Riduce i livelli di cAMP e le dimensioni dei reni, rallenta la crescita delle cisti, riduce l’indice

mitotico e l’indice di apoptosi ed inibisce l’abnorme proliferazione cellulare tubulare; un alto

introito di acqua ha un effetto protettivo sull’evoluzione della malattia in modelli murini (inibizione

della vasopressina). Inoltre l’impiego è sicuro (già utilizzato in studi pre-clinici e clinici ad es. sullo

scompenso cardiaco o sulla cirrosi epatica): risultati preliminari di studi di fase II hanno mostrato

ottima tollerabilità e un buon profilo di sicurezza.

- Octreotide: la somatostatina è un peptide di 14 aa secreto dalle isole pancreatiche (D cells),

tratto gastroenterico, sistema nervoso e tiroide. Esistono 5 recettori conosciuti (sst 1-59), Sst2 è

un recettore accoppiato ad una G protein, presente nelle cellule epiteliali tubulari e nei

colangiociti. In molti modelli animali la somatostatina inibisce la sintesi di cAMP e antagonizza

l’effetto della vasopressina inibendo l’adenilato ciclasi, inoltre inibisce la secrezione di cloro dalle

cellule tubulari. Questo farmaco riduce la secrezione di liquido nelle cisti sia a livello renale che

epatico.

Nefronoftisi Complesso NPH-MCKD

Sono entrambe due nefriti tubulo-interstiziali familiari con cisti: nefronoftisi e malattia cistica

midollare. Segni condivisi:

- Segni clinici: ipostenuria, poliuria, anemia, IRC terminale;

- Anatomia macroscopica: cisti cortico-midollari,

- istoloogia: atrofia tubulare, fibrosi e infiltrato interstiziale.

Segni distintivi:

- Modalità di trasmissione: NPH è recessiva, MCKD è dominante;

- Età della dialisi: NPH alla seconda decade, MCKD nell'età adulta;

- Coinvolgimento extrarenale: retinite pigmentosa per la NPH, iperuricemia e gotta per la MCKD.

Eziologia

- Juvenile, NPHP è associata a mutazioni del gene NPHP, eccetto NPHP 2. NPHP1 è la più

frequente.

- Mutazioni di NPHP2 e NPHP3 rispettivamente nella forma infantile ed adolescenziale.

- Mutazioni di NPHP5: sono associate a retinite pigmentosa (Senior-Loken syndrome).

- Mutazioni di NPHP6 e NPHP8 sono associate a degenerazione retinica ed aplasia del verme

cerebellare come nella sindrome di Joubert o nella sindrome di Meckel-Gruber (malformazioni

SNC, polidattilia, difetti nello sviluppo epatico, cisti renali displastiche, ipoplasia polmonare).

Trasmissione autosomica recessiva.

- Mutazioni di NPHP7 e NPHP9: rare.

Manifestazioni cliniche

I sintomi compaiono dopo il primo anno di vita, intorno ai 4-6 anni circa. Le manifestazioni renali

iniziali sono dovute a disfunzione tubulare con ridotta capacità di concentrare le urine e ritenzione

di sodio: si ha poliuria e polidipsia. Successivamente può sopraggiungere perdita di sodio con

iponatremia, ipovolemia e, se l’apporto di sodio diminuisce, aumento dei livelli di creatinina. Tutte le

forme evolvono in insufficienza renale terminale. A seconda del gene mutato si è visto che

l’evoluzione verso insufficienza renale terminale avviene ad età diverse.

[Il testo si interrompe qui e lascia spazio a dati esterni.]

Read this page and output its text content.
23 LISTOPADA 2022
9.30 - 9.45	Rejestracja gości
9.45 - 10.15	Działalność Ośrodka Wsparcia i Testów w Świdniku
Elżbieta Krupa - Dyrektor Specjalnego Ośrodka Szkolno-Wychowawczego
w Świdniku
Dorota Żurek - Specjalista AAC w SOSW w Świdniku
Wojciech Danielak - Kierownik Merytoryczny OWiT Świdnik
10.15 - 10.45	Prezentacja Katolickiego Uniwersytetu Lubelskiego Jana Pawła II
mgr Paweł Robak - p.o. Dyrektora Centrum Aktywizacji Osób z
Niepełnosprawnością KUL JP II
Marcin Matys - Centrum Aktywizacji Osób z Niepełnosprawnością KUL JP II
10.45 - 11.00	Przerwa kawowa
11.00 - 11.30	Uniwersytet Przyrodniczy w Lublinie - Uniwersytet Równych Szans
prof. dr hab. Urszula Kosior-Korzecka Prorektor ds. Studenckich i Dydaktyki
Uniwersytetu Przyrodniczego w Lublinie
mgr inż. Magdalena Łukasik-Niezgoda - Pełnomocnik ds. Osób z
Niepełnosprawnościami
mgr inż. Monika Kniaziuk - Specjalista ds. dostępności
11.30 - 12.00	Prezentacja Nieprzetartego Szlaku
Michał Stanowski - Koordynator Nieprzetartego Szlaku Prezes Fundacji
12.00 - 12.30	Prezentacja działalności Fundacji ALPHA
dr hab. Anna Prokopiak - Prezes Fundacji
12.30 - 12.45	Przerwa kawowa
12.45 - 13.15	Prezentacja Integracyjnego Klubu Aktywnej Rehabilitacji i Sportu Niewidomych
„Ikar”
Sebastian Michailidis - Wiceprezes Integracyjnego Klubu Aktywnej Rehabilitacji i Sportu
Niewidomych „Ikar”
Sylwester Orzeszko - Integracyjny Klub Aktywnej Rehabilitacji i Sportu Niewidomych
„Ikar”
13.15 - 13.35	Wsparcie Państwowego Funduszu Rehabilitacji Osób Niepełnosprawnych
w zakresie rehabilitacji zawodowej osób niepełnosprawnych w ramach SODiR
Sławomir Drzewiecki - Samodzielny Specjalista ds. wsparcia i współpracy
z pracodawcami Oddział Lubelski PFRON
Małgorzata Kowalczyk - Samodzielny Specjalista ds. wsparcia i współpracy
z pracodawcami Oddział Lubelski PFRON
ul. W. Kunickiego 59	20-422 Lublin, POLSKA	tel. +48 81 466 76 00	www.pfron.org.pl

- Juvenile form: circa 13 anni.

- Infantile form: da 1 anno.

- Adolescent form: dai 19 anni.

La comparsa di altri sintomi quali anemia, acidosi metabolica, anoressia, astenia sono correlati al

progredire dell’insufficienza renale.

Anatomia macroscopica: reni piccoli e cisti localizzate nella giunzione cortico-midollare.

Quadri associati

- Sindrome di Cogan: associazione

di nefroftisi, aprassia oculomotoria

congenita ed ipoplasia del verme

cerebellare. Sono state osservate

mutazioni di NPHP1 in pazienti

affetti. Rappresenta una forma più

lieve della sindrome di Joubert.

- Sindrome di Jeune: trasmissione

autosomica recessiva. Displasia

scheletrica con coinvolgimento

multiorgano. Mutazioni nel gene

che causa la malattia sono state

associate a mutazioni di NPHP.

- Sindrome di Joubert: un disordine

neurologico a trasmissione

autosomica recessiva, caratterizzato dall'ipoplasia del verme cerebellare; risulta inatassia,

polidattilia, ipotonia, ritardo nello sviluppo, disregolazione respiratoria nel neonato, movimenti

oculari abnormi. Nefroftisi o displasia cistica renale sono osservati in 1/4 dei casi.

- Sindrome di Meckel-Gruber: è causata da mutazioni nei geni NHPH6, NHPH8, e MKS; è un

disordine letale a trasmissione autosomica recessiva, caratterizzata da malformazioni del SNC,

displasia cistica renale bilaterale, polidattilia e proliferazione dei dotti nell'area portale dl fegato. Terapia

Non c’è una terapia specifica; si correggono elettroliti e acqua in base alle necessità. Quando la

patologia evolve in insufficienza renale terminale la terapia migliore è il trapianto renale.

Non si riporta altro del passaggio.